Did Gallen get to me before you did, Keff? Or did I only imagine her there for a second before you scooped me up like a ball and half carried, half rolled me up the mountain, out of the light that was showing the bees the way?

And did the stinging begin then? I don't remember feeling a thing. I remember hearing a quieted, much duller repetition of the original THANG! the beast, or something, had made against the trailer. I remember it, thang-whump, thang-whump, up under the flatbed's bottom.

Siggy, were you trying to lift the trailer off you - still trying to get your poor, wedged knees out from under the handlebars? Your fist, or forearm - your dome? - thang-whump and thang-shump again; did you know I'd hear you and come running?
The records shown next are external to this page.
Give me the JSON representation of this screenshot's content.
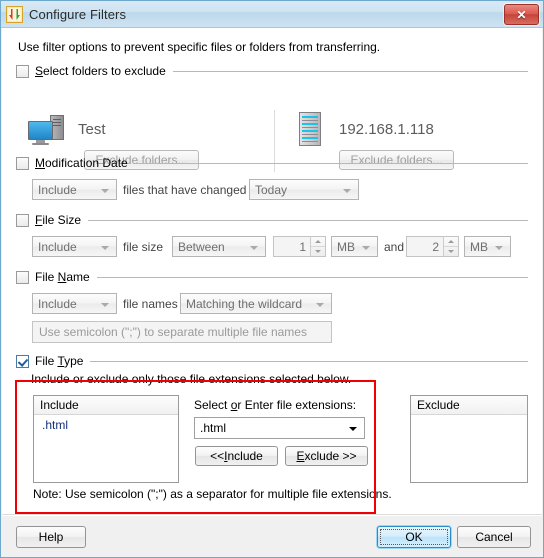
{
  "window": {
    "title": "Configure Filters",
    "app_icon": "transfer-filter-icon",
    "close_label": "✕"
  },
  "intro": "Use filter options to prevent specific files or folders from transferring.",
  "sections": {
    "folders": {
      "checkbox_checked": false,
      "label_pre": "",
      "label_accel": "S",
      "label_post": "elect folders to exclude",
      "left_endpoint": {
        "icon": "computer-icon",
        "name": "Test",
        "button_label": "Exclude folders..."
      },
      "right_endpoint": {
        "icon": "server-icon",
        "name": "192.168.1.118",
        "button_label": "Exclude folders..."
      }
    },
    "modification_date": {
      "checkbox_checked": false,
      "label_accel": "M",
      "label_post": "odification Date",
      "mode_value": "Include",
      "middle_text": "files that have changed",
      "when_value": "Today"
    },
    "file_size": {
      "checkbox_checked": false,
      "label_pre": "",
      "label_accel": "F",
      "label_post": "ile Size",
      "mode_value": "Include",
      "middle_text": "file size",
      "comparison_value": "Between",
      "min_value": "1",
      "min_unit": "MB",
      "conjunction": "and",
      "max_value": "2",
      "max_unit": "MB"
    },
    "file_name": {
      "checkbox_checked": false,
      "label_pre": "File ",
      "label_accel": "N",
      "label_post": "ame",
      "mode_value": "Include",
      "middle_text": "file names",
      "match_value": "Matching the wildcard",
      "names_placeholder": "Use semicolon (\";\") to separate multiple file names"
    },
    "file_type": {
      "checkbox_checked": true,
      "label_pre": "File ",
      "label_accel": "T",
      "label_post": "ype",
      "description": "Include or exclude only those file extensions selected below.",
      "include_list": {
        "header": "Include",
        "items": [
          ".html"
        ]
      },
      "exclude_list": {
        "header": "Exclude",
        "items": []
      },
      "extensions_label_pre": "Select ",
      "extensions_label_accel": "o",
      "extensions_label_post": "r Enter file extensions:",
      "extensions_value": ".html",
      "include_button_pre": "<< ",
      "include_button_accel": "I",
      "include_button_post": "nclude",
      "exclude_button_accel": "E",
      "exclude_button_post": "xclude >>",
      "note": "Note: Use semicolon (\";\") as a separator for multiple file extensions.",
      "highlight_color": "#f00000"
    }
  },
  "footer": {
    "help_label": "Help",
    "ok_label": "OK",
    "cancel_label": "Cancel"
  }
}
I heard you. I came running. And I would have gotten there if the bees hadn't closed my eyes, filled my ears and slowed me to a crawl. Even then I might have gotten there, if Keff hadn't come lumbering down on me, taking me over his hip and up under his arm and bumbling me back up the road.

If I screamed, it was to hear a human sound; to drown out the bee drone - what was it they were saying?

'Here is the breaker of homes, the masher of baby bees! And he can't get away if we follow his light!'

And after that, what was the true order of things?

There was Keff, telling me what I already knew: 'Oh, smarty, I listened. I listened! I heard your engine die, and I listened for it to start up, but it didn't. I didn't hear it, smarty! I said to the girl, "Just you steady those boxes and we'll finally get across this road." Oh, smarty, ask her! We both listened, and you weren't coming. Nobody was coming. How did you get here so fast that I never heard?'

And before that, or during that, or even after that, the blinking-blue Volkswagen came down from St Leonhard, having heard, they said, the THANG! - even up there.

I was trying to open my eyes sometime in all of that. But they wouldn't open, and Gallen put her mouth to them and wetted them cool for me.

And again Keff assured me that he had listened.